Now this is a little abstract mumbo jumbo, but it is a tenant that I believe is very important in software development. Don’t violate LSP!

Liskov Substitution Principle (LSP) in TypeScript

Liskov Substitution Principle (LSP)

I was recently asked to name some of “Uncle Bob’s” SOLID OOP design principles. One of my answers was Liskov Substitution Principle. I was told it is the least given answer, I  wonder why?

Liskov Substitution Principle (wikipedia)
“objects in a program should be replaceable with instances of their subtypes without altering the correctness of that program.”



If you are a serious developer that stays up to date with the profession, you know what TypeScript is by now. TypeScript is a superset of JavaScript that provides type checking based on the structure or shape of values at compile time and at design time if your IDE supports it. This structural type checking is sometimes referred to as duck typing. If it looks like and quacks like the type, its the type.

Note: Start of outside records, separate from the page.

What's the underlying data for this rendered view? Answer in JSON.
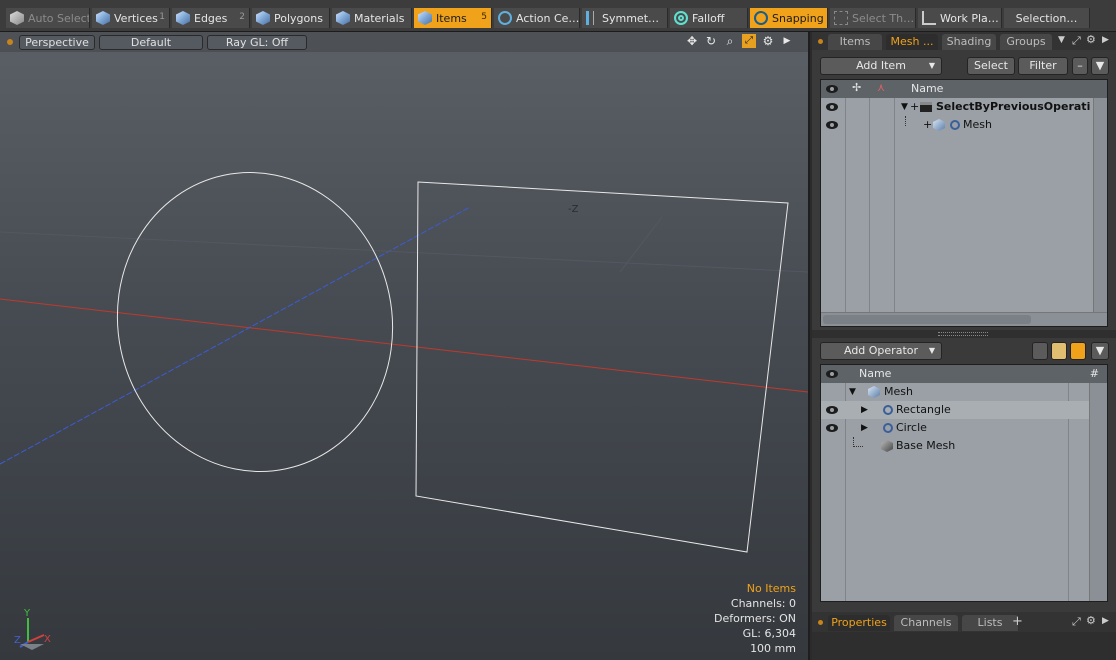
{
  "toolbar": {
    "items": [
      {
        "label": "Auto Select",
        "key": "",
        "icon": "cube-icon",
        "state": "disabled"
      },
      {
        "label": "Vertices",
        "key": "1",
        "icon": "vertices-cube-icon",
        "state": "normal"
      },
      {
        "label": "Edges",
        "key": "2",
        "icon": "edges-cube-icon",
        "state": "normal"
      },
      {
        "label": "Polygons",
        "key": "",
        "icon": "polygons-cube-icon",
        "state": "normal"
      },
      {
        "label": "Materials",
        "key": "",
        "icon": "materials-cube-icon",
        "state": "normal"
      },
      {
        "label": "Items",
        "key": "5",
        "icon": "items-cube-icon",
        "state": "active"
      },
      {
        "label": "Action Ce…",
        "key": "",
        "icon": "action-center-icon",
        "state": "normal"
      },
      {
        "label": "Symmet…",
        "key": "",
        "icon": "symmetry-icon",
        "state": "normal"
      },
      {
        "label": "Falloff",
        "key": "",
        "icon": "falloff-icon",
        "state": "normal"
      },
      {
        "label": "Snapping",
        "key": "",
        "icon": "snapping-icon",
        "state": "active"
      },
      {
        "label": "Select Th…",
        "key": "",
        "icon": "select-through-icon",
        "state": "disabled"
      },
      {
        "label": "Work Pla…",
        "key": "",
        "icon": "work-plane-icon",
        "state": "normal"
      },
      {
        "label": "Selection…",
        "key": "",
        "icon": "",
        "state": "normal"
      }
    ]
  },
  "viewport": {
    "view_mode": "Perspective",
    "shading": "Default",
    "raygl": "Ray GL: Off",
    "axis_label": "-Z",
    "hud": {
      "selection": "No Items",
      "channels": "Channels: 0",
      "deformers": "Deformers: ON",
      "gl": "GL: 6,304",
      "scale": "100 mm"
    },
    "axis_gizmo": {
      "y": "Y",
      "z": "Z",
      "x": "X"
    },
    "icons": [
      "move-view-icon",
      "rotate-view-icon",
      "zoom-view-icon",
      "maximize-view-icon",
      "settings-icon",
      "menu-arrow-icon"
    ]
  },
  "upper_panel": {
    "tabs": [
      "Items",
      "Mesh ...",
      "Shading",
      "Groups"
    ],
    "selected_tab": 1,
    "add_item": "Add Item",
    "select": "Select",
    "filter": "Filter",
    "column_name": "Name",
    "rows": [
      {
        "label": "SelectByPreviousOperati ...",
        "bold": true
      },
      {
        "label": "Mesh",
        "bold": false
      }
    ]
  },
  "lower_panel": {
    "add_operator": "Add Operator",
    "column_name": "Name",
    "column_hash": "#",
    "rows": [
      {
        "label": "Mesh"
      },
      {
        "label": "Rectangle"
      },
      {
        "label": "Circle"
      },
      {
        "label": "Base Mesh"
      }
    ]
  },
  "bottom_tabs": {
    "tabs": [
      "Properties",
      "Channels",
      "Lists"
    ],
    "selected_tab": 0,
    "add": "+"
  },
  "colors": {
    "accent": "#f0a21a",
    "x_axis": "#c0392b",
    "z_axis": "#3b5bd6",
    "viewport_top": "#5b6066",
    "viewport_bottom": "#35393e"
  }
}
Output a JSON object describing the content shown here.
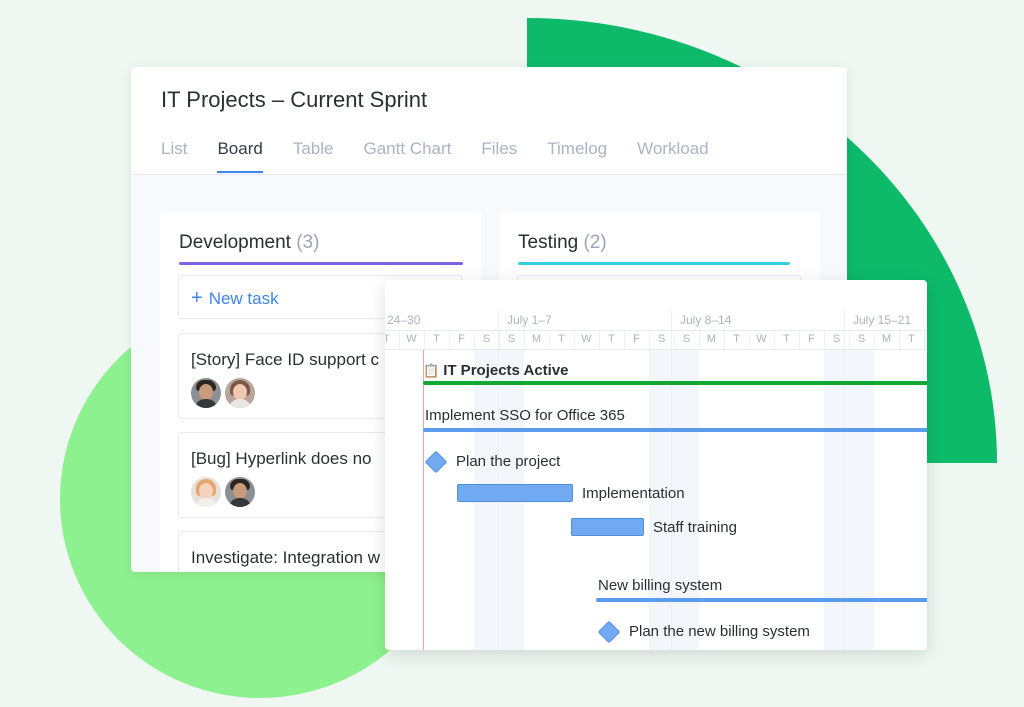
{
  "board": {
    "title": "IT Projects – Current Sprint",
    "tabs": [
      {
        "label": "List",
        "active": false
      },
      {
        "label": "Board",
        "active": true
      },
      {
        "label": "Table",
        "active": false
      },
      {
        "label": "Gantt Chart",
        "active": false
      },
      {
        "label": "Files",
        "active": false
      },
      {
        "label": "Timelog",
        "active": false
      },
      {
        "label": "Workload",
        "active": false
      }
    ],
    "columns": [
      {
        "name": "Development",
        "count": "(3)",
        "new_task": "New task",
        "tasks": [
          {
            "title": "[Story] Face ID support c",
            "avatars": [
              "man-avatar",
              "woman-avatar"
            ]
          },
          {
            "title": "[Bug] Hyperlink does no",
            "avatars": [
              "blonde-avatar",
              "man-avatar"
            ]
          },
          {
            "title": "Investigate: Integration w",
            "avatars": []
          }
        ]
      },
      {
        "name": "Testing",
        "count": "(2)"
      }
    ]
  },
  "gantt": {
    "weeks": [
      "24–30",
      "July 1–7",
      "July 8–14",
      "July 15–21"
    ],
    "days": [
      "T",
      "W",
      "T",
      "F",
      "S",
      "S",
      "M",
      "T",
      "W",
      "T",
      "F",
      "S",
      "S",
      "M",
      "T",
      "W",
      "T",
      "F",
      "S",
      "S",
      "M",
      "T",
      "W"
    ],
    "items": [
      {
        "label": "IT Projects Active",
        "kind": "project",
        "icon": "clipboard-icon"
      },
      {
        "label": "Implement SSO for Office 365",
        "kind": "group"
      },
      {
        "label": "Plan the project",
        "kind": "milestone"
      },
      {
        "label": "Implementation",
        "kind": "task"
      },
      {
        "label": "Staff training",
        "kind": "task"
      },
      {
        "label": "New billing system",
        "kind": "group"
      },
      {
        "label": "Plan the new billing system",
        "kind": "milestone"
      }
    ]
  },
  "colors": {
    "accent_blue": "#3f85e6",
    "project_bar": "#12a832",
    "task_bar": "#72aaf1",
    "dev_column": "#7b61e3",
    "test_column": "#34d1dc",
    "blob_dark": "#0dba6a",
    "blob_light": "#8ef18f"
  }
}
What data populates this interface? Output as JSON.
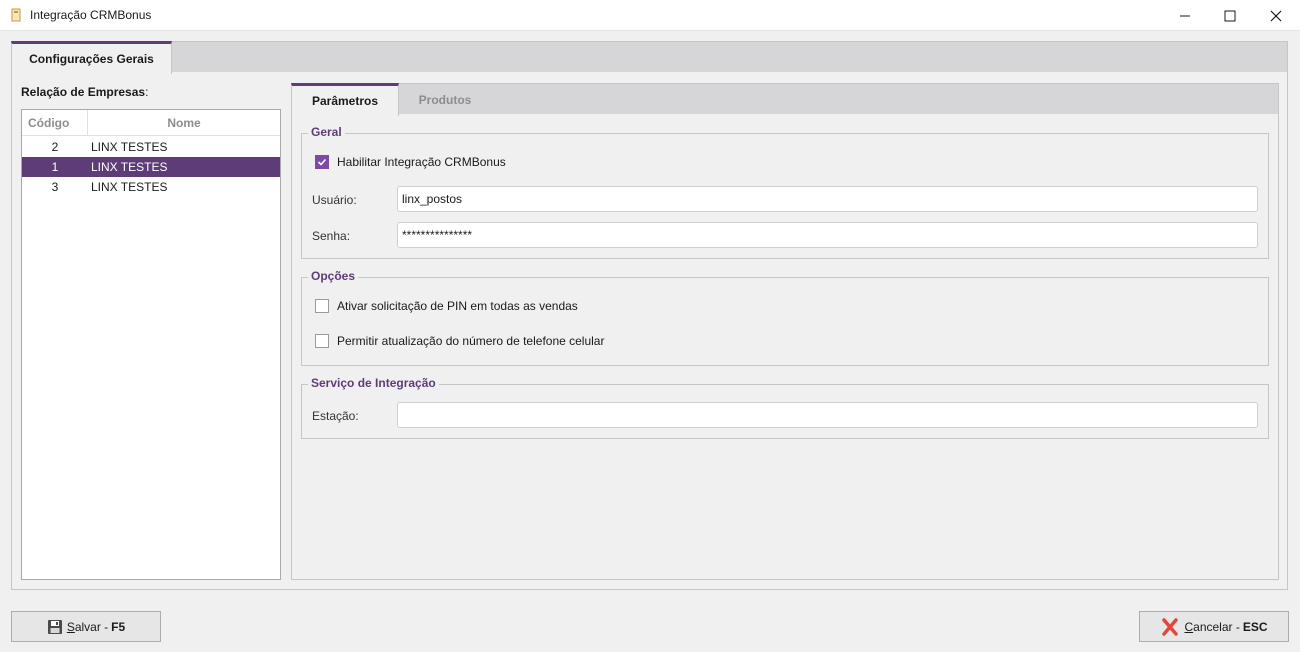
{
  "window": {
    "title": "Integração CRMBonus",
    "icon": "app-icon",
    "controls": [
      "minimize-icon",
      "maximize-icon",
      "close-icon"
    ]
  },
  "outer_tabs": [
    {
      "label": "Configurações Gerais",
      "active": true
    }
  ],
  "companies": {
    "label": "Relação de Empresas",
    "label_suffix": ":",
    "columns": {
      "code": "Código",
      "name": "Nome"
    },
    "rows": [
      {
        "code": "2",
        "name": "LINX TESTES",
        "selected": false
      },
      {
        "code": "1",
        "name": "LINX TESTES",
        "selected": true
      },
      {
        "code": "3",
        "name": "LINX TESTES",
        "selected": false
      }
    ]
  },
  "inner_tabs": [
    {
      "label": "Parâmetros",
      "active": true
    },
    {
      "label": "Produtos",
      "active": false
    }
  ],
  "geral": {
    "title": "Geral",
    "enable_label": "Habilitar Integração CRMBonus",
    "enable_checked": true,
    "user_label": "Usuário:",
    "user_value": "linx_postos",
    "password_label": "Senha:",
    "password_value": "***************"
  },
  "opcoes": {
    "title": "Opções",
    "pin_label": "Ativar solicitação de PIN em todas as vendas",
    "pin_checked": false,
    "phone_label": "Permitir atualização do número de telefone celular",
    "phone_checked": false
  },
  "servico": {
    "title": "Serviço de Integração",
    "station_label": "Estação:",
    "station_value": ""
  },
  "footer": {
    "save_first": "S",
    "save_rest": "alvar -",
    "save_key": "F5",
    "cancel_first": "C",
    "cancel_rest": "ancelar -",
    "cancel_key": "ESC"
  },
  "colors": {
    "accent": "#5e3c78",
    "checkbox": "#7d4ba6",
    "cancel_icon": "#e0463c"
  }
}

As I dive deeper into TypeScript I am looking for ways to keep my code SOLID. This is where the question that prompted this post surfaced. How do I maintain LSP in TypeScript?

LSP and TypeScript

When I subtype an object in JavaScript its not the same inheritance that we have in Java or C#. In JavaScript I can have function B stand in for A as long as function B has the same structure, which is different than static type checking. TypeScript provides syntactic sugar on top of JavaScript to enforce type constraints, but this doesn’t change the dynamic typing of JavaScript. In fact, I can write plain JavaScript in TypeScript so how does LSP apply when subtypes are a different animal in JavaScript as opposed to a statically typed OOP based language.

Then it hit me. The most important part of LSP (to me) is maintaining intent or semantics. It doesn’t matter if we are talking about strong typing or replacing ducks with swans, how we subtype isn’t as important as the behavior of the subtype with respect to the parent. Does the subtype pass our expectation q?

The principle asks us to reason about what makes the program correct. If you can replace a duck with a swan and the program holds its intent, LSP is not violated. Yet, if you can replace a Mallard duck with a Pekin duck in a method that only expects Mallards and maintains the proper behavior only with Mallards, when you use a Pekin duck in the method you have broken LSP. Pekin violates LSP for the expectation we have for Mallard even if Pekin is a structurally correct subtype of Mallard, using Pekin changes the behavior of the program. Now if we have a Gadwal duck that is also a structurally correct subtype of Mallard and using it I observed the same behavior as using a Mallard, LSP isn’t violated and I am safe to use a Gadwal duck in place of a Mallard.


I believe LSP has merit in TypeScript and any programming languages in general. I believe that violation of LSP goes beyond throwing a “not implemented exception” or hiding members of the parent class. For example, if you have an interface that defines a method that should only return even numbers, then you have an implementation of the interface method that allows returning of odd numbers, LSP is violated. Pay attention to subtype behavior with respect to expectations of behavior.

Respecting the LSP in a program helps increase flexibility, reduces coupling and makes reuse a good thing, but it also helps reduce bugs and increase the value of a program when you pay attention to behavioral intent.

What do you think, should we care about LSP in TypeScript?